A posse e o estudo da verdade religiosa, como a revelação cristã oferece ao nosso espírito, afirmam-se e desenvolvem-se, além de na esfera racional, naquele "mysterium fidei", a respeito do qual escreve São Paulo na primeira Epistola a Timóteo (3, 9); mas o acto de fé, em vez de debilitar a nossa faculdade de pensar, exige-a e corrobora. Grande responsabilidade, por conseguinte, a do Bispo que adverte na própria consciência o dever de ser fiel e zeloso mestre da divina doutrina: o Bispo, antes de tudo, é mestre da Fé.

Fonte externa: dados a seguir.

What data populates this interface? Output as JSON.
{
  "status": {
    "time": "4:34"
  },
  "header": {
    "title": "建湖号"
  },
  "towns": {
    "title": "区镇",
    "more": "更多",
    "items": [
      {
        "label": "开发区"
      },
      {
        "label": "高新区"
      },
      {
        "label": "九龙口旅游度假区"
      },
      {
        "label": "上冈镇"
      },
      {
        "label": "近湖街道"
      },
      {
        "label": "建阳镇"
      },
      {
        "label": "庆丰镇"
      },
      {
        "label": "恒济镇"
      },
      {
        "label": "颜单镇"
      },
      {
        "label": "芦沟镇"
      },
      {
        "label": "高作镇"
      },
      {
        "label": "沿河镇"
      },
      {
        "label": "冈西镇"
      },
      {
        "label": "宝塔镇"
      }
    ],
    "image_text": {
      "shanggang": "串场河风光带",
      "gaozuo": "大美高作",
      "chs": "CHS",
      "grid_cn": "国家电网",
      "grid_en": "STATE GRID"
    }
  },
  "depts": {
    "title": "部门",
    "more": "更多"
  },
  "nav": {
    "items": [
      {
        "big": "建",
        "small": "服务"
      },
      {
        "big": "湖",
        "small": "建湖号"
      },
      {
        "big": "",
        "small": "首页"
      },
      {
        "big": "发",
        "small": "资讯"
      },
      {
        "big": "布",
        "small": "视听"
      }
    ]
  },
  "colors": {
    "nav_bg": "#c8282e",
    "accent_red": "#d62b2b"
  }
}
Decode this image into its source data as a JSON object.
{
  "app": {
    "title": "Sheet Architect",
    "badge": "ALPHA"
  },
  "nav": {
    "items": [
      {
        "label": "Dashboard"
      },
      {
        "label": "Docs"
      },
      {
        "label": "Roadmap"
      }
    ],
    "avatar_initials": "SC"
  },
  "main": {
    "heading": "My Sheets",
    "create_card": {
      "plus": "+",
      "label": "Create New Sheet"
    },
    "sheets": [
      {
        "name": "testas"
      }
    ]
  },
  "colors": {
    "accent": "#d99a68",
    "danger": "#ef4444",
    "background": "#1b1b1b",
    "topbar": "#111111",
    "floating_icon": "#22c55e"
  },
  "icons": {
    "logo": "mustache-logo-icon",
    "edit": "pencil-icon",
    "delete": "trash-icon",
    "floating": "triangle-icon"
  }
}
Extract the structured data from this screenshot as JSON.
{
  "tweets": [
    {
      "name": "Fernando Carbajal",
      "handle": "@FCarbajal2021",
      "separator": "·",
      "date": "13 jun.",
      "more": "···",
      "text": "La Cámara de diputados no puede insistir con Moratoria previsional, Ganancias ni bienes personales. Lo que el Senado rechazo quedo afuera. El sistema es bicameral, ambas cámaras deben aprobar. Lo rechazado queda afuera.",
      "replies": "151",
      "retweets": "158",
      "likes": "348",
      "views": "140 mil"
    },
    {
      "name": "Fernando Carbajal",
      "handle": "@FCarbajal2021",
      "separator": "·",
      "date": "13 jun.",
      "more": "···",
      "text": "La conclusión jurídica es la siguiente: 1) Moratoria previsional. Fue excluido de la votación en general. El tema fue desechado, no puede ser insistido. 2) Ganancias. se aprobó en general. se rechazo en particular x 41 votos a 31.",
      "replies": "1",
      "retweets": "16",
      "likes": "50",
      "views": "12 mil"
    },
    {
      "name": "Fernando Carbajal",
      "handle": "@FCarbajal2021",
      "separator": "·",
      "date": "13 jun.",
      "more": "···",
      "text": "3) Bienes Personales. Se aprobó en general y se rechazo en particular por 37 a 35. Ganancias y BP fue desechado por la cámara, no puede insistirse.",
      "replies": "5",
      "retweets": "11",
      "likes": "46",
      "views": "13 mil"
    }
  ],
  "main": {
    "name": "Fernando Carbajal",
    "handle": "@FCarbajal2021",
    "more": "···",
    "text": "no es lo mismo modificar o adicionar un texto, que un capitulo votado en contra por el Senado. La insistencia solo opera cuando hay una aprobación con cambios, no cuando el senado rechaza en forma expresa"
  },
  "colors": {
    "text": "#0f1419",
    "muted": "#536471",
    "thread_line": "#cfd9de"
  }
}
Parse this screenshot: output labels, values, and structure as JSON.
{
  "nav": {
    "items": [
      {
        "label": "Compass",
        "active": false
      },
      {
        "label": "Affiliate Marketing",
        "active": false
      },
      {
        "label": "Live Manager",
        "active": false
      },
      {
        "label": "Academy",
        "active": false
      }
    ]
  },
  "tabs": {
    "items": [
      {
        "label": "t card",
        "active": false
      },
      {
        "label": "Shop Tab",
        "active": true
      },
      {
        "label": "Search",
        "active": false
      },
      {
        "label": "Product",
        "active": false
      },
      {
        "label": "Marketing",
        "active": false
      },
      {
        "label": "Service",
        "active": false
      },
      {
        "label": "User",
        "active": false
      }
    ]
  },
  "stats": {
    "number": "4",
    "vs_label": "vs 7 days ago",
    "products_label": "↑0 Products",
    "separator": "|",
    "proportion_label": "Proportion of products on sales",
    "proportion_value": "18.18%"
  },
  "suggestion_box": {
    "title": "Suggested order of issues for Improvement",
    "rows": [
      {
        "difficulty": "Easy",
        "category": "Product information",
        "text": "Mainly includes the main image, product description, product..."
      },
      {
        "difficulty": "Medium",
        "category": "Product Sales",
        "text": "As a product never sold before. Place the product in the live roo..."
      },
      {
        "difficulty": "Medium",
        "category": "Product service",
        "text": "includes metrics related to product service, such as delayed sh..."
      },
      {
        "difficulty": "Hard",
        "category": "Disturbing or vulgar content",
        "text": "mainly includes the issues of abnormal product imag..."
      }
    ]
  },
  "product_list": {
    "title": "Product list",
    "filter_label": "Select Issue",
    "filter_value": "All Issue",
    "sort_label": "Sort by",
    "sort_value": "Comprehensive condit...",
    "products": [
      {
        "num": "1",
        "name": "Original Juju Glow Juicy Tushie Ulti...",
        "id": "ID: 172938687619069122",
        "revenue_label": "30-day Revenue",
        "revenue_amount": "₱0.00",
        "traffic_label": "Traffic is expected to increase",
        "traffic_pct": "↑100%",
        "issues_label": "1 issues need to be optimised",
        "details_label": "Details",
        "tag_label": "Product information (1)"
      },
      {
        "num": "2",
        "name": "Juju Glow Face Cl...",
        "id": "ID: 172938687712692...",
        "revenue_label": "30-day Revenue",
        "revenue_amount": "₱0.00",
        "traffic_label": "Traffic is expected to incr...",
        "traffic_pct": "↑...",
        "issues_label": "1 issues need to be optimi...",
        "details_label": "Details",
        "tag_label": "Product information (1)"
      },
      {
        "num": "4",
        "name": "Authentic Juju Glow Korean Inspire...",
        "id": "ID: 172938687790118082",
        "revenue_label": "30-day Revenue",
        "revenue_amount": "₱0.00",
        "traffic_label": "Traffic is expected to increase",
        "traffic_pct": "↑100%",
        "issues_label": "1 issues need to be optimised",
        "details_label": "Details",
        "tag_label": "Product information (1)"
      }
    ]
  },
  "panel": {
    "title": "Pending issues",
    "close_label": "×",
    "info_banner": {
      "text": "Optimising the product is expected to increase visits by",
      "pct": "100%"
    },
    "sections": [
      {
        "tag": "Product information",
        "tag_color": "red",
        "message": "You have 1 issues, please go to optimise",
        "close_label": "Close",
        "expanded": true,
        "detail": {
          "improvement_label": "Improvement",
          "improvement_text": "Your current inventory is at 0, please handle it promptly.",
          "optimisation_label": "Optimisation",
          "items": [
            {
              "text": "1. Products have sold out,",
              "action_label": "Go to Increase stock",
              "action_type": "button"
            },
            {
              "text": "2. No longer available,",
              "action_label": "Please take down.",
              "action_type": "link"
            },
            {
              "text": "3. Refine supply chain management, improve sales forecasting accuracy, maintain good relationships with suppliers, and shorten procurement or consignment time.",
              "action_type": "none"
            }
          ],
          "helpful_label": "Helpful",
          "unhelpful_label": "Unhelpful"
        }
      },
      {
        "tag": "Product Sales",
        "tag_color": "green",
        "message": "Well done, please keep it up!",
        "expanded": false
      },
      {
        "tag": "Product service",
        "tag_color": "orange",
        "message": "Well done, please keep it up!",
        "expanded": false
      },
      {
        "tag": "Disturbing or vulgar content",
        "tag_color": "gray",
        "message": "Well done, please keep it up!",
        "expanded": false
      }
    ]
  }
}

4. A este empenho eclesial, Vossa Excelência, Monsenhor, continuará a trazer a específica contribuição, que de agora em diante será confortada pela graça própria do carácter episcopal. Ao pedir ao Senhor que fecunde as suas intenções e os seus propósitos, recomendo a sua pessoa e a sua actividade à intercessão de todos os Santos, que recordamos nesta liturgia e que agora invocamos na ladainha, prescrita para o rito da Ordenação.